Department of Radiation Oncology (Maastro), GROW School for Oncology and Reproduction, Maastricht University Medical Centre+, 6229 ET, Maastricht, The Netherlands.
Department of Nuclear Medicine and Molecular Imaging, Tata Memorial Hospital, Mumbai, India.
J Digit Imaging. 2023 Jun;36(3):812-826. doi: 10.1007/s10278-023-00787-z. Epub 2023 Feb 14.
Rising incidence and mortality of cancer have led to an incremental amount of research in the field. To learn from preexisting data, it has become important to capture maximum information related to disease type, stage, treatment, and outcomes. Medical imaging reports are rich in this kind of information but are only present as free text. The extraction of information from such unstructured text reports is labor-intensive. The use of Natural Language Processing (NLP) tools to extract information from radiology reports can make it less time-consuming as well as more effective. In this study, we have developed and compared different models for the classification of lung carcinoma reports using clinical concepts. This study was approved by the institutional ethics committee as a retrospective study with a waiver of informed consent. A clinical concept-based classification pipeline for lung carcinoma radiology reports was developed using rule-based as well as machine learning models and compared. The machine learning models used were XGBoost and two more deep learning model architectures with bidirectional long short-term neural networks. A corpus consisting of 1700 radiology reports including computed tomography (CT) and positron emission tomography/computed tomography (PET/CT) reports were used for development and testing. Five hundred one radiology reports from MIMIC-III Clinical Database version 1.4 was used for external validation. The pipeline achieved an overall F1 score of 0.94 on the internal set and 0.74 on external validation with the rule-based algorithm using expert input giving the best performance. Among the machine learning models, the Bi-LSTM_dropout model performed better than the ML model using XGBoost and the Bi-LSTM_simple model on internal set, whereas on external validation, the Bi-LSTM_simple model performed relatively better than other 2. This pipeline can be used for clinical concept-based classification of radiology reports related to lung carcinoma from a huge corpus and also for automated annotation of these reports.

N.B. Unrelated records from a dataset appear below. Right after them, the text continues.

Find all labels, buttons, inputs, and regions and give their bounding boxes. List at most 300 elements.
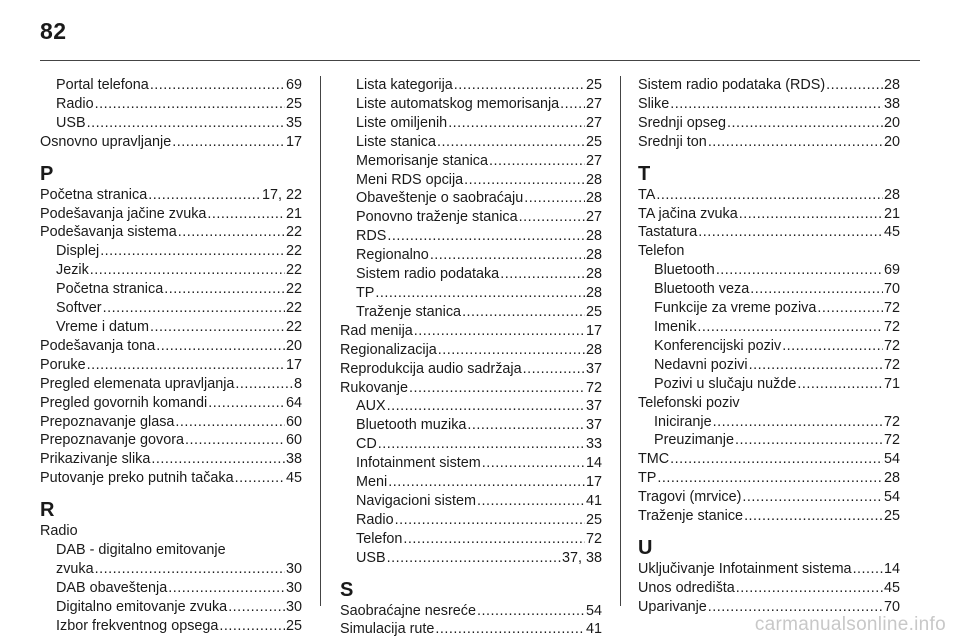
- index-entry: [638, 114, 900, 133]
- entry-page-ref: 45: [883, 579, 900, 596]
- index-entry: [340, 303, 602, 322]
- entry-term: Srednji opseg: [638, 114, 727, 131]
- entry-term: Prikazivanje slika: [40, 451, 151, 468]
- index-entry: [340, 133, 602, 152]
- dot-leader: [670, 450, 883, 469]
- dot-leader: [817, 299, 883, 318]
- entry-term: TA: [638, 186, 656, 203]
- entry-page-ref: 60: [285, 413, 302, 430]
- entry-page-ref: 72: [585, 530, 602, 547]
- dot-leader: [782, 337, 883, 356]
- section-letter: U: [638, 536, 653, 559]
- entry-page-ref: 25: [585, 133, 602, 150]
- dot-leader: [477, 492, 585, 511]
- entry-term: Simulacija rute: [340, 621, 435, 638]
- dot-leader: [656, 186, 883, 205]
- index-entry: [340, 473, 602, 492]
- dot-leader: [87, 356, 285, 375]
- entry-page-ref: 20: [285, 337, 302, 354]
- entry-term: Radio: [356, 511, 394, 528]
- index-entry: [340, 246, 602, 265]
- entry-term: TP: [356, 284, 375, 301]
- section-letter: R: [40, 499, 55, 522]
- dot-leader: [716, 261, 883, 280]
- entry-term: Tragovi (mrvice): [638, 489, 742, 506]
- index-entry: [638, 337, 900, 356]
- entry-page-ref: 25: [883, 508, 900, 525]
- entry-term: Bluetooth: [654, 262, 715, 279]
- index-entry: [638, 431, 900, 450]
- dot-leader: [697, 318, 883, 337]
- entry-page-ref: 14: [883, 560, 900, 577]
- dot-leader: [207, 205, 285, 224]
- index-entry: [340, 530, 602, 549]
- dot-leader: [388, 473, 585, 492]
- entry-page-ref: 69: [883, 262, 900, 279]
- index-entry: [340, 114, 602, 133]
- section-letter: T: [638, 162, 651, 185]
- entry-page-ref: 20: [883, 133, 900, 150]
- dot-leader: [500, 265, 585, 284]
- dot-leader: [524, 189, 585, 208]
- entry-term: Podešavanja jačine zvuka: [40, 205, 207, 222]
- entry-page-ref: 25: [585, 77, 602, 93]
- entry-term: Ponovno traženje stanica: [356, 209, 518, 226]
- dot-leader: [156, 337, 285, 356]
- entry-page-ref: 28: [883, 77, 900, 93]
- entry-page-ref: 27: [585, 152, 602, 169]
- dot-leader: [482, 454, 585, 473]
- entry-page-ref: 41: [585, 621, 602, 638]
- index-entry: [40, 261, 302, 280]
- dot-leader: [375, 284, 585, 303]
- entry-term: Srednji ton: [638, 133, 707, 150]
- index-entry: [638, 95, 900, 114]
- entry-page-ref: 28: [585, 190, 602, 207]
- entry-page-ref: 37: [585, 360, 602, 377]
- entry-term: Imenik: [654, 318, 697, 335]
- index-entry: [40, 617, 302, 636]
- index-entry: [638, 76, 900, 95]
- dot-leader: [235, 375, 293, 394]
- dot-leader: [438, 341, 585, 360]
- index-heading: Radio: [40, 523, 78, 540]
- dot-leader: [219, 617, 285, 636]
- entry-term: Reprodukcija audio sadržaja: [340, 360, 522, 377]
- entry-term: Jezik: [56, 262, 89, 279]
- index-entry: [40, 579, 302, 598]
- entry-page-ref: 30: [285, 560, 302, 577]
- entry-term: Displej: [56, 243, 100, 260]
- index-entry: [638, 133, 900, 152]
- index-entry: [340, 189, 602, 208]
- dot-leader: [178, 223, 285, 242]
- entry-term: Liste omiljenih: [356, 114, 448, 131]
- dot-leader: [750, 280, 883, 299]
- index-entry: [40, 431, 302, 450]
- dot-leader: [409, 379, 585, 398]
- index-heading: DAB - digitalno emitovanje: [56, 542, 226, 559]
- index-entry: [638, 356, 900, 375]
- index-entry: [340, 620, 602, 639]
- index-entry: [638, 186, 900, 205]
- entry-page-ref: 54: [883, 451, 900, 468]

癌症发病率和死亡率的上升导致该领域的研究不断增加。为了从现有数据中学习,获取与疾病类型、阶段、治疗和结果相关的最大信息变得尤为重要。医学影像报告在这方面信息丰富,但仅以自由文本的形式呈现。从这种非结构化的文本报告中提取信息是一项劳动密集型工作。使用自然语言处理(NLP)工具从放射学报告中提取信息可以使其更省时、更高效。在这项研究中,我们使用临床概念开发并比较了不同的肺癌报告分类模型。本研究经机构伦理委员会批准,为回顾性研究,豁免知情同意。使用基于规则和机器学习的模型开发了基于临床概念的肺癌放射学报告分类管道,并进行了比较。使用的机器学习模型包括 XGBoost 以及两个具有双向长短时记忆神经网络的深度学习模型架构。该模型使用了一个包含 1700 份放射学报告的语料库,包括计算机断层扫描(CT)和正电子发射断层扫描/计算机断层扫描(PET/CT)报告,用于开发和测试。使用 MIMIC-III 临床数据库版本 1.4 的 501 份放射学报告进行外部验证。该管道在内部集上的整体 F1 得分为 0.94,在外部验证中使用专家输入的基于规则的算法的性能最佳,得分为 0.74。在机器学习模型中,Bi-LSTM_dropout 模型在内部集上的表现优于使用 XGBoost 的 ML 模型和 Bi-LSTM_simple 模型,而在外部验证中,Bi-LSTM_simple 模型的表现优于其他两个模型。该管道可用于基于临床概念的肺癌相关放射学报告的分类,也可用于这些报告的自动注释。